Like our Moon, Phobos always shows the same side to the planet, so it is only by flying outside the orbit that it becomes possible to observe the far side. Mars Express did just this on 7, 10 and 13 March 2010. The spacecraft also collected valuable scientific data with other instruments.
Phobos is an irregular body measuring some 27 × 22 × 19 kilometres, with debatable origins. It appears to share many surface characteristics with the 'carbonaceous C-type' asteroid class, which suggests that it might have been captured from this population. However, it is difficult to explain either the capture mechanism or the subsequent evolution of the orbit into the equatorial plane of Mars.
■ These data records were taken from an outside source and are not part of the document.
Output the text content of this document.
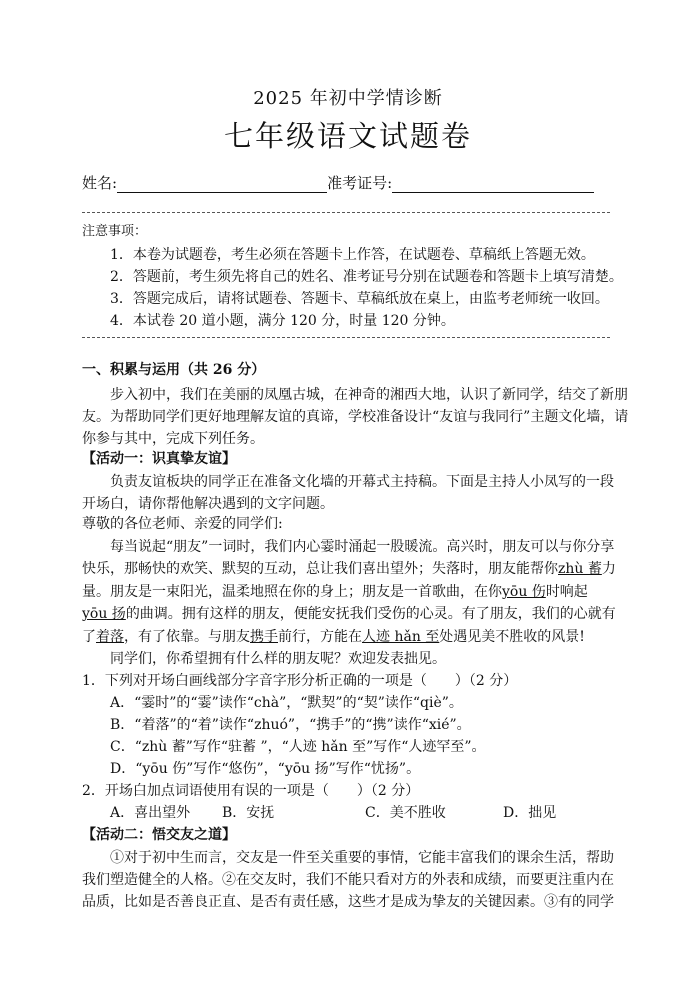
2025 年初中学情诊断
七年级语文试题卷
姓名:	准考证号:
注意事项：
1．本卷为试题卷，考生必须在答题卡上作答，在试题卷、草稿纸上答题无效。
2．答题前，考生须先将自己的姓名、准考证号分别在试题卷和答题卡上填写清楚。
3．答题完成后，请将试题卷、答题卡、草稿纸放在桌上，由监考老师统一收回。
4．本试卷 20 道小题，满分 120 分，时量 120 分钟。
一、积累与运用（共 26 分）
步入初中，我们在美丽的凤凰古城，在神奇的湘西大地，认识了新同学，结交了新朋
友。为帮助同学们更好地理解友谊的真谛，学校准备设计“友谊与我同行”主题文化墙，请
你参与其中，完成下列任务。
【活动一：识真挚友谊】
负责友谊板块的同学正在准备文化墙的开幕式主持稿。下面是主持人小凤写的一段
开场白，请你帮他解决遇到的文字问题。
尊敬的各位老师、亲爱的同学们:
每当说起“朋友”一词时，我们内心霎时涌起一股暖流。高兴时，朋友可以与你分享
快乐，那畅快的欢笑、默契的互动，总让我们喜出望外；失落时，朋友能帮你zhù 蓄力
量。朋友是一束阳光，温柔地照在你的身上；朋友是一首歌曲，在你yōu 伤时响起
yōu 扬的曲调。拥有这样的朋友，便能安抚我们受伤的心灵。有了朋友，我们的心就有
了着落，有了依靠。与朋友携手前行，方能在人迹 hǎn 至处遇见美不胜收的风景!
同学们，你希望拥有什么样的朋友呢？欢迎发表拙见。
1．下列对开场白画线部分字音字形分析正确的一项是（　　）（2 分）
A．“霎时”的“霎”读作“chà”，“默契”的“契”读作“qiè”。
B．“着落”的“着”读作“zhuó”，“携手”的“携”读作“xié”。
C．“zhù 蓄”写作“驻蓄 ”，“人迹 hǎn 至”写作“人迹罕至”。
D．“yōu 伤”写作“悠伤”，“yōu 扬”写作“忧扬”。
2．开场白加点词语使用有误的一项是（　　）（2 分）
A．喜出望外 B．安抚	C．美不胜收	D．拙见
【活动二：悟交友之道】
①对于初中生而言，交友是一件至关重要的事情，它能丰富我们的课余生活，帮助
我们塑造健全的人格。②在交友时，我们不能只看对方的外表和成绩，而要更注重内在
品质，比如是否善良正直、是否有责任感，这些才是成为挚友的关键因素。③有的同学
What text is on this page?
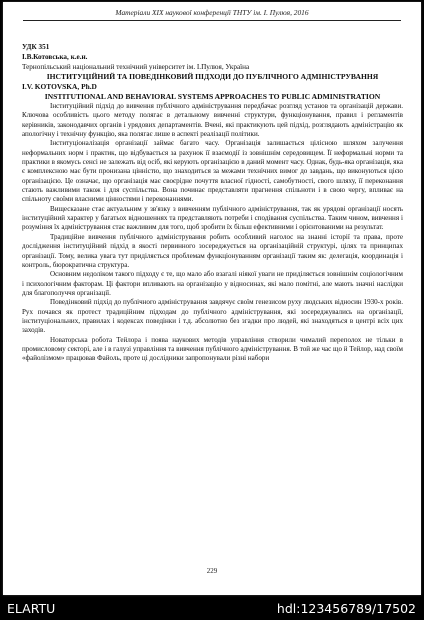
Матеріали XIX наукової конференції ТНТУ ім. І. Пулюя, 2016

УДК 351

І.В.Котовська, к.е.н.

Тернопільський національний технічний університет ім. І.Пулюя, Україна

ІНСТИТУЦІЙНИЙ ТА ПОВЕДІНКОВИЙ ПІДХОДИ ДО ПУБЛІЧНОГО АДМІНІСТРУВАННЯ

I.V. KOTOVSKA, Ph.D

INSTITUTIONAL AND BEHAVIORAL SYSTEMS APPROACHES TO PUBLIC ADMINISTRATION

Інституційний підхід до вивчення публічного адміністрування передбачає розгляд установ та організацій держави. Ключова особливість цього методу полягає в детальному вивченні структури, функціонування, правил і регламентів керівників, законодавчих органів і урядових департаментів. Вчені, які практикують цей підхід, розглядають адміністрацію як апологічну і технічну функцію, яка полягає лише в аспекті реалізації політики.

Інституціоналізація організації займає багато часу. Організація залишається цілісною шляхом залучення неформальних норм і практик, що відбувається за рахунок її взаємодії із зовнішнім середовищем. Її неформальні норми та практики в якомусь сенсі не залежать від осіб, які керують організацією в даний момент часу. Однак, будь-яка організація, яка є комплексною має бути пронизана цінністю, що знаходиться за межами технічних вимог до завдань, що виконуються цією організацією. Це означає, що організація має своєрідне почуття власної гідності, самобутності, свого шляху, її переконання стають важливими також і для суспільства. Вона починає представляти прагнення спільноти і в свою чергу, впливає на спільноту своїми власними цінностями і переконаннями.

Вищесказане стає актуальним у зв'язку з вивченням публічного адміністрування, так як урядові організації носять інституційний характер у багатьох відношеннях та представляють потреби і сподівання суспільства. Таким чином, вивчення і розуміння їх адміністрування стає важливим для того, щоб зробити їх більш ефективними і орієнтованими на результат.

Традиційне вивчення публічного адміністрування робить особливий наголос на знанні історії та права, проте дослідження інституційний підхід в якості первинного зосереджується на організаційній структурі, цілях та принципах організації. Тому, велика увага тут приділяється проблемам функціонуванням організації таким як: делегація, координація і контроль, бюрократична структура.

Основним недоліком такого підходу є те, що мало або взагалі ніякої уваги не приділяється зовнішнім соціологічним і психологічним факторам. Ці фактори впливають на організацію у відносинах, які мало помітні, але мають значні наслідки для благополуччя організації.

Поведінковий підхід до публічного адміністрування завдячує своїм генезисом руху людських відносин 1930-х років. Рух почався як протест традиційним підходам до публічного адміністрування, які зосереджувались на організації, інституціональних, правилах і кодексах поведінки і т.д. абсолютно без згадки про людей, які знаходяться в центрі всіх цих заходів.

Новаторська робота Тейлора і поява наукових методів управління створили чималий переполох не тільки в промисловому секторі, але і в галузі управління та вивчення публічного адміністрування. В той же час що й Тейлор, над своїм «файолізмом» працював Файоль, проте ці дослідники запропонували різні набори

229
ELARTU	hdl:123456789/17502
An alternative hypothesis is that it formed around Mars, and is therefore a remnant from the planetary formation period.
In 2011 Russia will send a mission called Phobos-Grunt (meaning Phobos Soil) to land on the martian moon, collect a soil sample and return it to Earth for analysis.
It is expected that ESA ground stations will take part in controlling Phobos-Grunt, receiving telemetry and making trajectory measurements, including implementation of very long-baseline interferometry (VLBI). This cooperation is realised on the basis of an agreement between the Russian Federal Space Agency and ESA in the framework of the Phobos-Grunt and ExoMars projects.
Mars Express will continue to encounter Phobos until the end of March, when the moon will pass out of range. During the remaining flybys, HRSC and other instruments will continue to collect data.